煌めきの前には どちらの答えも野暮だから
12月だけの銀河を映す
貴方の瞳を見つめて頷くの

私たちは今 星の間を羽ばたく比翼の鳥

*****2019/12/4*****
卒業アルバムを眺めても

十年前のクリスマス
何をあげたかも
何をもらったかも
もう覚えていないんだ

きっと何時間も迷って
ようやく選んだはずだった

きっと冬の熱に浮かれて
一生の宝物にしたかったはずだった

その答えはもう
誰の心にも書いてない

それでも

それでも

本当に、初恋だったんだよ


*****2020/12/24*****
口説き文句は三流で
昔の君にも負けてるし

今も昔も的外れのプレゼント
嬉しいことが悔しい

もう運命とでも名付けるのもありかな

光の玩具箱を開けて
大嫌いになっちゃったクリスマスソングを
君だけのために歌ってあげる

今度こそ新しい春に
笑い合えますようにって

Dear 神様じゃなくて目の前の君へ

*****2021/12/24*****
「何を読んでるんですか?」
「んー?昔の日記」
「日記……マメなんですね」
「マメじゃないよ。飛び飛びだもん」

 朝、部屋の掃除をしていたら昔の日記を見つけてつい読みふけってしまった。起きてきた君に声をかけられる。

「ちょっと見せてくださいよ」
「絶対イヤ。なんでそんなにデリカシーないの?」

 私は笑いながら返す。彼の慇懃無礼でちょっとずれたところにはもう慣れた。
 そういうちょっとしたことの積み重ねで喧嘩してサヨナラしてしまったあの頃は若かったなあと30歳になった今、しみじみ思う。

「君はリアリストですから、日記もすごく写実的な描写なんでしょうね」

 私に対しても敬語を使うのは高校生の頃から変わらない。でも、私は君に変えられたと思う。恋だとか愛だとかよく分からなかった私に制御できない感情を教えたのはまぎれもなく君だ。

 去年の12月の初め、君と偶然再会して一緒にお酒を飲んだ。馬鹿みたいに強いお酒を飲んで、今でも好きだと泣き叫んだ。
 普通の人間なら絶対ドン引きするはずなのに、どういうわけかよりを戻すことになったので、人生分からないものだと思う。
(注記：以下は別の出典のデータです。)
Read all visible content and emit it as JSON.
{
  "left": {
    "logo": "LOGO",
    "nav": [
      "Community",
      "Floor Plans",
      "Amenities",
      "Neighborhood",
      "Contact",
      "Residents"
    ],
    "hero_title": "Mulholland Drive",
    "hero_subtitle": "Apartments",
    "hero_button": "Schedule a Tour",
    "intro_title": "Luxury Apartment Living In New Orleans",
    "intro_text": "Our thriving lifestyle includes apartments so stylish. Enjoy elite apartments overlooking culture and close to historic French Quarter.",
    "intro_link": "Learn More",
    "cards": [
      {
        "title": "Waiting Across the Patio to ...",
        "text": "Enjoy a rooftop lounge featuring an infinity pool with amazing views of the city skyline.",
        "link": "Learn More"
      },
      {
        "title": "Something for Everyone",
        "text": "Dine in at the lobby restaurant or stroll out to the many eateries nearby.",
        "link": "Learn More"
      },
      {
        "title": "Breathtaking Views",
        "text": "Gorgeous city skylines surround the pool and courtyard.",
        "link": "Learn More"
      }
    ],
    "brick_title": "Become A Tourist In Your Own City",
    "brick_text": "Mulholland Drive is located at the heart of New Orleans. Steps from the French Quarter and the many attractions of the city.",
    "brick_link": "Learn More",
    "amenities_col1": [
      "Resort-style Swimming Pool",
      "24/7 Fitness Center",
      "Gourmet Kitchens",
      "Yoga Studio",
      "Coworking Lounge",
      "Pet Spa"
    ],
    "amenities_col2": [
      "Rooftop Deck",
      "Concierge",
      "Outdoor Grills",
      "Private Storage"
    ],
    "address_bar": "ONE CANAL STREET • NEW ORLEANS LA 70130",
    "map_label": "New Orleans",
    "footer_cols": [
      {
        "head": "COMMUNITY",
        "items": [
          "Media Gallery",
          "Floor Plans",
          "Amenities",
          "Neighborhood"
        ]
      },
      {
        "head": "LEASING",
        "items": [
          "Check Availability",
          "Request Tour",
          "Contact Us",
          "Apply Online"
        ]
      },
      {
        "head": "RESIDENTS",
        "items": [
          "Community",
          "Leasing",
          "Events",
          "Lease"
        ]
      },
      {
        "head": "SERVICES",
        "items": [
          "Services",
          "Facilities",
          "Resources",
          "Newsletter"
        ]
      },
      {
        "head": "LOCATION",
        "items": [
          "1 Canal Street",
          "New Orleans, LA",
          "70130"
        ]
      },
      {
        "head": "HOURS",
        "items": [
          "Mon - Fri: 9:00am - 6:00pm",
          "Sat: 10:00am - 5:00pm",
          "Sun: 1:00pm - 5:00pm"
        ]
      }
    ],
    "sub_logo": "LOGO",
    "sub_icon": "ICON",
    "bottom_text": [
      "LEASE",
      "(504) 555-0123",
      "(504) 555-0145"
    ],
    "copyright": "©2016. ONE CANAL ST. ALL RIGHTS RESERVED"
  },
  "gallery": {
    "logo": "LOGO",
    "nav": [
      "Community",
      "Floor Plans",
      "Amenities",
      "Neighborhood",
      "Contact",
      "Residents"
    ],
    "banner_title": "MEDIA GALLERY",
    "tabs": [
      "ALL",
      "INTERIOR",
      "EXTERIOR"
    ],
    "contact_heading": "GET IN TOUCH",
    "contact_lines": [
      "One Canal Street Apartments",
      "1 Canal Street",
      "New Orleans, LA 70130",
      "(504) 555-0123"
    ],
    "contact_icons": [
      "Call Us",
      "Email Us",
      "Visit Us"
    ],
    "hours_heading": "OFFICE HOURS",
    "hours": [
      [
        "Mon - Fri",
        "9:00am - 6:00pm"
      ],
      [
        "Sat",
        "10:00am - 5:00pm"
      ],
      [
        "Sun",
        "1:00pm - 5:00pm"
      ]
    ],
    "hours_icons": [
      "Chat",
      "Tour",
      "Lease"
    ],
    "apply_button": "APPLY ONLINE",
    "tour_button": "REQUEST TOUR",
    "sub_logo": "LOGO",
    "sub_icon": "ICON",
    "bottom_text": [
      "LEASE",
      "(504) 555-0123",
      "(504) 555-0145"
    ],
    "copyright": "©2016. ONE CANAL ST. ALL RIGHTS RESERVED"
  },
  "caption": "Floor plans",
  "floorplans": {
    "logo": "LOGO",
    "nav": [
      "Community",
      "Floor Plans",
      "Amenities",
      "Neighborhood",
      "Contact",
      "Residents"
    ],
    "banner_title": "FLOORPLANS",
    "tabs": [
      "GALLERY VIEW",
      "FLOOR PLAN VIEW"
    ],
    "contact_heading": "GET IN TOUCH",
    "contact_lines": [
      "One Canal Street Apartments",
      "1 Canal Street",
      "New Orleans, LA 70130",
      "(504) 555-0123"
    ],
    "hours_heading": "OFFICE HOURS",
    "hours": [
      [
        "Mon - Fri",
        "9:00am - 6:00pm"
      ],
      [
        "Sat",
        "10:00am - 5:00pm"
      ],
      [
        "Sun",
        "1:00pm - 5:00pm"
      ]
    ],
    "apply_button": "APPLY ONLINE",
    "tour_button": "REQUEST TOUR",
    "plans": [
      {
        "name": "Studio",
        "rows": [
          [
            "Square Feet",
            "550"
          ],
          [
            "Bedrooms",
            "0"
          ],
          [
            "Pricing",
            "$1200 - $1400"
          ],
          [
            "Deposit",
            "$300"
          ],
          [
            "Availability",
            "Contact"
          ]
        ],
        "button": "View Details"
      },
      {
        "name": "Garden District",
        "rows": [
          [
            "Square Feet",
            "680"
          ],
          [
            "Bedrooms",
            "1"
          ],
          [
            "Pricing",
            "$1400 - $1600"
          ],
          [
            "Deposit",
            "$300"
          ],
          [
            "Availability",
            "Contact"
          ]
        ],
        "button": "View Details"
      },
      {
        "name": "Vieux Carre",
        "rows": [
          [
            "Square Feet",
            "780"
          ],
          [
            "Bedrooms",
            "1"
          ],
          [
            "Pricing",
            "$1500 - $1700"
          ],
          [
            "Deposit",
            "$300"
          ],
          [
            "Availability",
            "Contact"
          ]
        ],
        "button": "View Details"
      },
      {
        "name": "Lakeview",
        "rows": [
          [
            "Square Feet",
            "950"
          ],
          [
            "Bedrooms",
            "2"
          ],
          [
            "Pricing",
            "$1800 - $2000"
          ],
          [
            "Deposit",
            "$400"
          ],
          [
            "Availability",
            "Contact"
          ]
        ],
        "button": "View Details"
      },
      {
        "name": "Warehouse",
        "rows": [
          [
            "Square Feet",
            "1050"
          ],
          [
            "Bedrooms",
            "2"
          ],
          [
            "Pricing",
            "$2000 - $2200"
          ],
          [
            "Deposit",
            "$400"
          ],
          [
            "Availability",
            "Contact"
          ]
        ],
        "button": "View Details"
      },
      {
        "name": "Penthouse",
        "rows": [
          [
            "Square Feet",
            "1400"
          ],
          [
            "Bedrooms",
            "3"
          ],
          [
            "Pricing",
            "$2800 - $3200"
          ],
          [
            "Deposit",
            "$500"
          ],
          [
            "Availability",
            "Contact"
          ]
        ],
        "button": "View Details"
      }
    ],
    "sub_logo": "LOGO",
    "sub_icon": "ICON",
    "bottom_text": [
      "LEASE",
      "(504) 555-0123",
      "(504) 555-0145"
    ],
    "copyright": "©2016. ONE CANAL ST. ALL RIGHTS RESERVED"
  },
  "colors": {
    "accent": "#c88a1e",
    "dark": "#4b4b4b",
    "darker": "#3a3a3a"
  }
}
 君を振り回しているような気もするけど、私だって君に振り回されている。少なくとも、私が日記にポエムを書くようになったのは、一言多くていつも女の子を怒らせてしまうくせにロマンチストなどこかの誰かさんの影響だ。

「そうだ、言い忘れていました。今日の夜はレストランを予約しておいたので、お昼は食べ過ぎないでくださいね?あと、お酒も飲みすぎないでくれると助かります。酔いつぶれていない状態でしたいお話もあるんですよ、たまには」

 今年は忘れられないクリスマスイブになりそうだ。